The stock markets rose sharply on Thursday in Europe and the United States, with the NASDAQ Composite leading the way, ending the day up 2.69%.
The BTC/USD trend looks fragile and the cryptocurrency could resume its downward path at any time and fall back below $30,000. It's notable that leading bitcoin alternative ETH/USD, for example, was not following suit, down .9% to $1809.
This is especially true as risk appetite could be short-lived, as risks of a recession persist even with yesterday's market rise.
Tesla (NASDAQ:TSLA)'s CEO Elon Musk was the latest to intimate a major layoff plan, saying he wants to cut about 10% of the Tesla workforce in an email seen by Reuters.
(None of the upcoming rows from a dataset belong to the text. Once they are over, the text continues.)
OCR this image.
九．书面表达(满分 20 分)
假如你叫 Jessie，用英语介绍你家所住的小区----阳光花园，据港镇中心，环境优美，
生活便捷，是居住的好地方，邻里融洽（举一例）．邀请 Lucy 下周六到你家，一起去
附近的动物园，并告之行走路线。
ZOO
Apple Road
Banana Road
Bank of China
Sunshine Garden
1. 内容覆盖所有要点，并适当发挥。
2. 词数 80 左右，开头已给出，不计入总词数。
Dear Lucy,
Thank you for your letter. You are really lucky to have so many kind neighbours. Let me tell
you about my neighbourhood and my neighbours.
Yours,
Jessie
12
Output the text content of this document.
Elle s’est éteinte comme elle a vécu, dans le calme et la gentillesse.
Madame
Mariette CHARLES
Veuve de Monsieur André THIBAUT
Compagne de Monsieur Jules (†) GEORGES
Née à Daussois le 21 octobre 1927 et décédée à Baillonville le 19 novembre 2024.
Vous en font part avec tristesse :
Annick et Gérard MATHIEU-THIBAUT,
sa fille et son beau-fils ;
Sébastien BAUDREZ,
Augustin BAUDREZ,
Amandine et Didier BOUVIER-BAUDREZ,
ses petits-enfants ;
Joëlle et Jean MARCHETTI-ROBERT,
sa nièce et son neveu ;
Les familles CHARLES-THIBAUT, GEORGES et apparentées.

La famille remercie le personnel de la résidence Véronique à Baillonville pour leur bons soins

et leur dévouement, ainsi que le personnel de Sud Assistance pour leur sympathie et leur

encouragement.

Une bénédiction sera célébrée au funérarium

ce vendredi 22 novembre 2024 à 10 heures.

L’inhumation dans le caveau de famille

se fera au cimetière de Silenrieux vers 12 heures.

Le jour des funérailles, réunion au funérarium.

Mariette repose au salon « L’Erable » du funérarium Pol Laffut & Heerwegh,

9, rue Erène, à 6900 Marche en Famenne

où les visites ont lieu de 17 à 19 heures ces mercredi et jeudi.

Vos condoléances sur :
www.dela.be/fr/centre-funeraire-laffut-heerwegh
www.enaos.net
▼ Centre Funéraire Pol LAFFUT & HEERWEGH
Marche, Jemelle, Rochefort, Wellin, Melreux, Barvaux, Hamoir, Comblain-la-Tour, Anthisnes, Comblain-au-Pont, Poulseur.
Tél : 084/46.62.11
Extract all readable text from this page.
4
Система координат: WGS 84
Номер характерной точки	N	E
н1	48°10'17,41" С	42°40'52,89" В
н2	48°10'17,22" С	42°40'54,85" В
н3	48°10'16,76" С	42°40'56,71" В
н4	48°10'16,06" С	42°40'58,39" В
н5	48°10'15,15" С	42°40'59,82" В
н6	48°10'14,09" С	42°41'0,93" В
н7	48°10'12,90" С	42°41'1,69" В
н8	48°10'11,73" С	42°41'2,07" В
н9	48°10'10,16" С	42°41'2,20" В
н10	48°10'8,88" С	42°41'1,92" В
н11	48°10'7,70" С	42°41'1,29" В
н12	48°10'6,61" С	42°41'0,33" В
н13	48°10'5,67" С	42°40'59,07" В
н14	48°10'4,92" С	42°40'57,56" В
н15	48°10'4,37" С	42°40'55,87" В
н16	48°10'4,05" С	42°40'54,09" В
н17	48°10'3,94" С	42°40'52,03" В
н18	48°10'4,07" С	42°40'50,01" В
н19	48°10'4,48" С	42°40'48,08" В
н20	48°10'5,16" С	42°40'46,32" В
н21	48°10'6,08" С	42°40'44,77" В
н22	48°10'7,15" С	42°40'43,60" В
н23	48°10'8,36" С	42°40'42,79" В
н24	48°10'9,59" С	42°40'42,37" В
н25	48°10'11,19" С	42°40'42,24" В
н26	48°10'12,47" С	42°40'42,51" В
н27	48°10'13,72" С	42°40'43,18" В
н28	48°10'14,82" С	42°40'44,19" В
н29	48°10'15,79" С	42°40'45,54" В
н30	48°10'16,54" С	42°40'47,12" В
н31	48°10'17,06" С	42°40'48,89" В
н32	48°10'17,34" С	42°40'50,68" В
This comes after JP Morgan boss Jamie Dimon warned of an "economic hurricane" on Wednesday night, and Microsoft (NASDAQ:NASDAQ:MSFT) lowered its earnings and sales forecasts for the current quarter.
The cryptocurrency sector has also felt the impact of the current economic gloom, with cryptocurrency exchange Coinbase (NASDAQ:COIN) announcing in a blog post by HR director L.J. Brock that it would be "extending its hiring pause for new and replacement positions for the foreseeable future and cancelling a number of accepted offers", suggesting the company is preparing for a crypto winter.
The move came just hours after the crypto-currency exchange and custodian Gemini, the brainchild of billionaire twins Cameron and Tyler Winklevoss, announced that it was laying off 10% of its workforce, or about 100 employees.
From a technical perspective, note that BTC/USD faces immediate resistance at $30,700, followed by around $31,400, then $32,400, and $32,700.
On the downside, $30,000 is the first key threshold to watch, before $28,000 and then this year's low at $26,600.